NFS Services intermittent hung due to Network packet drops
Applies to
- NetApp ONTAP 9.13.1P9 (Cluster-Mode) and above
- NFS Protocol v4
- Environments with external network switches/firewalls between NFS client and NetApp storage
Issue
- NFS clients intermittently report that the NFS server is not responding, causing application and user impact. The following errors are observed on the client and in packet traces:
- Example client log output:
nfs: server 10.240.x.y not responding, timed out
- Example client log output:
- Network and packet trace observations:
-
- Just before the error, packets sent from client and Netapp are not being received by each other, could see TCP-retransmissions by both client and server.

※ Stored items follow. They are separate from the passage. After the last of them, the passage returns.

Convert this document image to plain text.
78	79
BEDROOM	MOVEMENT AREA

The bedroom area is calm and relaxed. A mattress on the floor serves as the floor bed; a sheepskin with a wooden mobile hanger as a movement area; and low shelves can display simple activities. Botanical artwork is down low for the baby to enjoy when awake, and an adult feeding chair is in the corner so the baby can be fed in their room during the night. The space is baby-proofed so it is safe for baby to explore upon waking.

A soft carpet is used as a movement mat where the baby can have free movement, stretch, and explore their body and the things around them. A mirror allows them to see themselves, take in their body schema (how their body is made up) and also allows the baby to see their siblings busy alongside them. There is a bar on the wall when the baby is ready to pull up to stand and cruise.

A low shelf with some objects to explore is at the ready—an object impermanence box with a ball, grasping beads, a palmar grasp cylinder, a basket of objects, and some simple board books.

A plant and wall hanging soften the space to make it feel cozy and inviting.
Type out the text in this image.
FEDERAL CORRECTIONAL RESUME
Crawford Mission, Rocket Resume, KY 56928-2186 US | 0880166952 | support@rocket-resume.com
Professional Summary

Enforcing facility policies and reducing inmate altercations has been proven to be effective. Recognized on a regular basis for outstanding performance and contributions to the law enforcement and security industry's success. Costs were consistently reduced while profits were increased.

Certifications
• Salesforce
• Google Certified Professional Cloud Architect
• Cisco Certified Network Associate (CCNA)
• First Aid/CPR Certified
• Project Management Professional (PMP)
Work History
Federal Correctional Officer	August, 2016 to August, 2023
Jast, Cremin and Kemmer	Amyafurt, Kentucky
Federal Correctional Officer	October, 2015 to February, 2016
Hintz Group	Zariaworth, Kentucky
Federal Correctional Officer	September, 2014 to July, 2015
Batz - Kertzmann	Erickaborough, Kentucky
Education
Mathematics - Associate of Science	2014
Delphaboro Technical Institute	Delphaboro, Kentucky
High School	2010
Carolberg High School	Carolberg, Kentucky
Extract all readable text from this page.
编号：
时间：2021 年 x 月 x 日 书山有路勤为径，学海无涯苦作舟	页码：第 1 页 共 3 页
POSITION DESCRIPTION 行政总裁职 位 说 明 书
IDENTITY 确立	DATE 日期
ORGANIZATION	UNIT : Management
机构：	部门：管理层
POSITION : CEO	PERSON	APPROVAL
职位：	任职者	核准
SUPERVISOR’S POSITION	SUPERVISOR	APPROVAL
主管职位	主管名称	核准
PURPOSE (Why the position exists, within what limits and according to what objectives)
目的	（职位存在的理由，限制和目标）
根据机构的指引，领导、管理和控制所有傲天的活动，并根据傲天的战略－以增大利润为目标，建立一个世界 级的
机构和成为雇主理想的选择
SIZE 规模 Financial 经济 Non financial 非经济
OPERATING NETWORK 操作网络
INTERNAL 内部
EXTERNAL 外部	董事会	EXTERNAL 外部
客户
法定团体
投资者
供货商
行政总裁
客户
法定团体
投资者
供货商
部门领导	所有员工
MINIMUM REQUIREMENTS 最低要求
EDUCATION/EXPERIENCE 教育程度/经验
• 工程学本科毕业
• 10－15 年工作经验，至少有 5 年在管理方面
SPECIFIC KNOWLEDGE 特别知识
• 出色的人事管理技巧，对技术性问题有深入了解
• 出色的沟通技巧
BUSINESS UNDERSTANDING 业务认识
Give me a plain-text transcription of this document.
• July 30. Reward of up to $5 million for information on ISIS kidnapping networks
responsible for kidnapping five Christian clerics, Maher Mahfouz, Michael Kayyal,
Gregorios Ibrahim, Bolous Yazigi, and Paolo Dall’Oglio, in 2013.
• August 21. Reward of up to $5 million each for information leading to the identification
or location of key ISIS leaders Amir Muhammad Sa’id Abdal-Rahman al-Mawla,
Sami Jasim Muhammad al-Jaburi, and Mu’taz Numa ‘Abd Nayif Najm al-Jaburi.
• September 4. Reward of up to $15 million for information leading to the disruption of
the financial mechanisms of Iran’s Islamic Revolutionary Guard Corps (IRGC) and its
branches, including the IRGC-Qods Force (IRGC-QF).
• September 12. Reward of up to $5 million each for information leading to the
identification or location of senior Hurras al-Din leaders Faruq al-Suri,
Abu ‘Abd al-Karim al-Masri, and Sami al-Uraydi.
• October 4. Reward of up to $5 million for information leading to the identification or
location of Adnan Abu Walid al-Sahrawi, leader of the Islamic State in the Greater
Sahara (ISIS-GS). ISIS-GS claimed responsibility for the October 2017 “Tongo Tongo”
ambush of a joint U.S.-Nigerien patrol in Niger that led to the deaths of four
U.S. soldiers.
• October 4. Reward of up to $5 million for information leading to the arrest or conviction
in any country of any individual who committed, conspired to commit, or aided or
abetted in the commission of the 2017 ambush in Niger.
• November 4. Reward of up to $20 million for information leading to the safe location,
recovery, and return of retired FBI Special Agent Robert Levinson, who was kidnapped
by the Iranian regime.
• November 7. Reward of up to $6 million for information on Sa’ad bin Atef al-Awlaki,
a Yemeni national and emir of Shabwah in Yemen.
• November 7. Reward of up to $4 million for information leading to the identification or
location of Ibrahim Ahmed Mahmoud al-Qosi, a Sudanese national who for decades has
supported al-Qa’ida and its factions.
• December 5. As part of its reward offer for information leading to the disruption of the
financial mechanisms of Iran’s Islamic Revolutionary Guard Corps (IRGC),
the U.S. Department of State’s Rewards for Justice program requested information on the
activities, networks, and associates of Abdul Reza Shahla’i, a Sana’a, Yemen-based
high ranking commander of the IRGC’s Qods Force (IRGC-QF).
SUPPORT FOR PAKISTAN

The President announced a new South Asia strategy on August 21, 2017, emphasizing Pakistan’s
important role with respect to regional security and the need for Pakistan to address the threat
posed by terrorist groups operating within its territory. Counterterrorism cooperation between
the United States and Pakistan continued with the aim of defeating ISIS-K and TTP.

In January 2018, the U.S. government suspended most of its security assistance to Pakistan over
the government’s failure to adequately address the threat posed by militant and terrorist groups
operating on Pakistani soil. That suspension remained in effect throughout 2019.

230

- After a certain time, the client tries tries to setup the TCP connection by sending TCP SYN, however ONTAP still has this TCP connection in the established state hence it responds with TCP ACK, acknowledging the previously received data from the client, instead of sending TCP SYN-ACK and this is an expected behavior.
- Now after the client just receives the TCP SYN from the ONTAP, it resets the TCP connection gracefully by sending TCP RST.
- Now the client initiates the TCP 3 way handshake, which gets completed, now the client sends NFSv4 Call READ and this never reaches ONTAP, then the client resets the connection by sending TCP Reset and the pattern continues and does not recover from the packet loss.